Dista da cidade e porto de Rio Grande menos de 200 quilômetros e
menos de 100 de Bagé.
Ao
ponto mais próximo da República Uruguaia contam-se pouco mais de 30
quilômetros. A essa fronteira terá de levar-se brevemente um ramal
ferroviário que, ligado à estrada uruguaia, em adiantada
construção, porá Pedras Altas a poucas horas de Montevidéu.
Essa
situação foi calculada para o mais fácil acesso dos visitantes e
para a mais conveniente expedição dos produtos da granja.
Há
na estação de Pedras Altas serviço de correio, estação
telegráfica em combinação com o telégrafo geral, bem como
telefone de longa distância.
O
estabelecimento se levanta sobre o dorso da Coxilha Geral ou Coxilha
Grande, onde se divorciam as águas da bacia do Prata das que correm
para as lagoas dos Patos e Mirim.
A
grande elevação que esta circunstância ocasiona - cerca de 400
metros sobre o nível do mar – e a latitude avançada – coisa de
32 graus – dão ao sítio um clima fresco e agradável.
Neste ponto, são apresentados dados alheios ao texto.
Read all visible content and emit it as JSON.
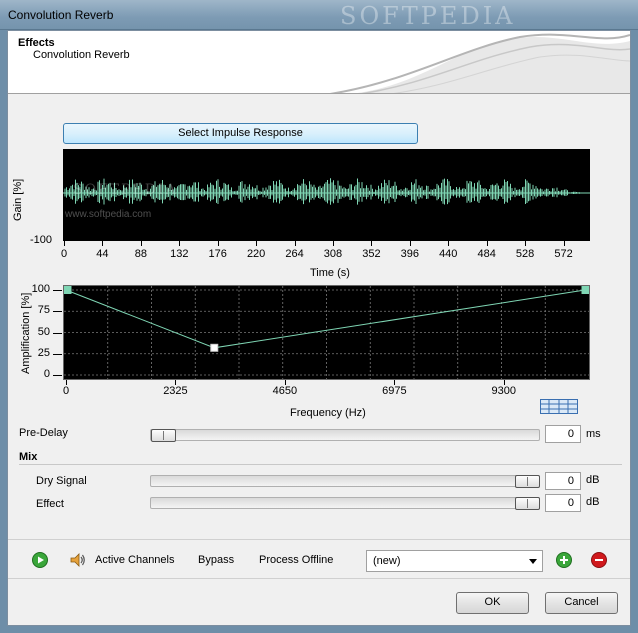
{
  "window": {
    "title": "Convolution Reverb",
    "watermark": "SOFTPEDIA"
  },
  "header": {
    "section": "Effects",
    "subtitle": "Convolution Reverb"
  },
  "impulse": {
    "button_label": "Select Impulse Response"
  },
  "waveform": {
    "ylabel": "Gain [%]",
    "y_tick_bottom": "-100",
    "xlabel": "Time (s)",
    "x_ticks": [
      "0",
      "44",
      "88",
      "132",
      "176",
      "220",
      "264",
      "308",
      "352",
      "396",
      "440",
      "484",
      "528",
      "572"
    ],
    "watermark": "SOFTPEDIA",
    "url_watermark": "www.softpedia.com"
  },
  "chart_data": {
    "type": "line",
    "xlabel": "Frequency (Hz)",
    "ylabel": "Amplification [%]",
    "x_ticks": [
      "0",
      "2325",
      "4650",
      "6975",
      "9300"
    ],
    "y_ticks": [
      "100",
      "75",
      "50",
      "25",
      "0"
    ],
    "xlim": [
      0,
      11025
    ],
    "ylim": [
      0,
      100
    ],
    "x": [
      0,
      3150,
      11025
    ],
    "y": [
      100,
      32,
      100
    ],
    "grid": true,
    "line_color": "#7fd6b4"
  },
  "predelay": {
    "label": "Pre-Delay",
    "value": "0",
    "unit": "ms"
  },
  "mix": {
    "title": "Mix",
    "dry": {
      "label": "Dry Signal",
      "value": "0",
      "unit": "dB"
    },
    "effect": {
      "label": "Effect",
      "value": "0",
      "unit": "dB"
    }
  },
  "toolbar": {
    "active_channels": "Active Channels",
    "bypass": "Bypass",
    "process_offline": "Process Offline",
    "preset_value": "(new)"
  },
  "dialog": {
    "ok": "OK",
    "cancel": "Cancel"
  },
  "colors": {
    "accent": "#3c7fb1",
    "waveform": "#7fd6b4",
    "add": "#2e9d2e",
    "remove": "#d0191d"
  }
}
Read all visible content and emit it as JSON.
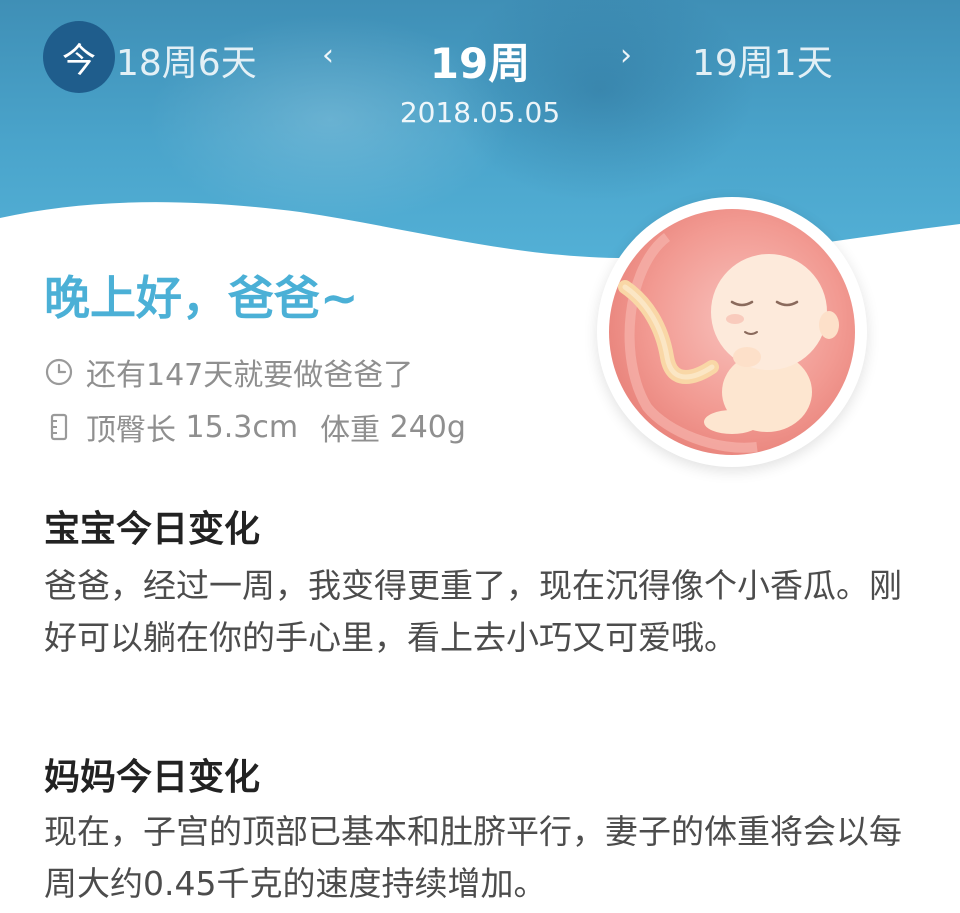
{
  "header": {
    "today_label": "今",
    "prev_week": "18周6天",
    "current_week": "19周",
    "next_week": "19周1天",
    "date": "2018.05.05"
  },
  "greeting": "晚上好，爸爸~",
  "stats": {
    "countdown": "还有147天就要做爸爸了",
    "length_label": "顶臀长",
    "length_value": "15.3cm",
    "weight_label": "体重",
    "weight_value": "240g"
  },
  "sections": [
    {
      "title": "宝宝今日变化",
      "body": "爸爸，经过一周，我变得更重了，现在沉得像个小香瓜。刚好可以躺在你的手心里，看上去小巧又可爱哦。"
    },
    {
      "title": "妈妈今日变化",
      "body": "现在，子宫的顶部已基本和肚脐平行，妻子的体重将会以每周大约0.45千克的速度持续增加。"
    }
  ],
  "colors": {
    "header_blue": "#4aa4cb",
    "today_button": "#1f5d8c",
    "greeting": "#4bb0d6"
  },
  "icons": [
    "clock-icon",
    "ruler-icon",
    "fetus-illustration"
  ]
}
A terra
granítica, ainda de composição diferente, é profunda e permeável
e presta-se bem à cultura, mediante os socorros da agronomia; a água
é abundante, clara, leve, francamente potável; as pastagens
variadas e suculentas.
A
fundação da granja é relativamente recente. No dia 7 de maio de
1904 foi adquirido o terreno, inculto e deserto. Ainda que esse desde
esse dia se haja lidado incessantemente, o progresso do
estabelecimento tem sido grandemente retardado pela quase constante
ausência do proprietário. Agora apesar de tudo, três anos depois
de batida a primeira estaca, vai aparecendo algum resultado
apreciável: as árvores começam a dar sombra e fruto; as terras vão
obedecendo ao amanho e aos corretivos; veem-se já muitos e
conspícuos representantes das várias espécies e raças de animais
domésticos que compõe, o programa definitivo; trabalha-se nos
últimos edifícios e instalações; o fundador, enfim, se estabelece
no teatro do labor e vai dirigir em pessoa toda a atividade.
Quando
a granja estiver em plena operação, o visitante há de encontrar
nela:
Uma
biblioteca de alguns milhares de volumes sobre todas as ordens de
conhecimentos e especialmente ciências, artes e indústrias
agrícolas;
Instrumentos
aratórios e outros aparelhos de uso rural em harmonia com as
condições peculiares ao Rio Grande do Sul e distritos análogos do
Brasil, sendo os interessados instruídos sobre a montagem e
utilização dos mesmos e vendo-os operar nos campos experimentais da
granja;
Mudas
e sementes de plantas úteis, ornamentais, frutíferas e industriais;
Produtos
autênticos de reprodutores puros (selecionados segundo as mais
escrupulosas regras da zootecnia e adaptados ao clima e outras
circunstâncias locais) das espécies domésticas de maior utilidade
– aves de diferentes raças, suínos para carne e gordura, ovinos
para lã e carne, vacuns para carne, leite e trabalho, cavalares para
velocidade, montaria e tração;
Finalmente,
instalações industriais econômicas para fabricação de
laticínios, conservas de frutas e outros produtos.
Muitos
dos objetos referidos – quase a totalidade deles – podem desde já
serem vistos na granja, ainda que sem a profusão e regularidade que
devem existir quando houver tempo para se fazer sentir a influência
da presença do dono.
Pedras
Altas representa um esforço no sentido de demonstrar com o exemplo o
que a palavra, escrita e falada, tem evangelizado à saciedade quanto
a muitas reformas de economia rural necessárias entre nós.
É
também uma tentativa de realizar, em pleno campo e mediante
modestíssimos recursos de fortuna, a vida confortável e inteligente
– bem-estar sem luxo, repouso sem ociosidade.
Para
responder a esses intuitos, o estabelecimento inteiro –
construções, divisões, distribuição das várias secções de
lavoura, criação e indústrias rurais – obedece a um plano
concertado durante anos de meditação e experiência própria e
alheia.
O
ideal do fundador de Pedras Altas é que, quando a granja estiver
completa e em plena operação, digamos, nestes dois anos, uma visita
a ela valha por uma lição de coisas. Não há vaidade pretensiosa
nessa aspiração. Lição não é imposição.
Todos
somos livres para não aceitar o que se nos ensina.
Mas
nenhuma pessoa razoável poderá negar a utilidade de qualquer
ensinamento honesto, embora seja para seguir por caminho muito
diverso. Neste sentido, é mestre toda gente que faz alguma coisa,
ainda que seja errada.
Quem
nada faz é que nada ensina.”
Fonte:
Reverbel, Carlos. Assis Brasil (Rio Grande Político) – 2ª ed.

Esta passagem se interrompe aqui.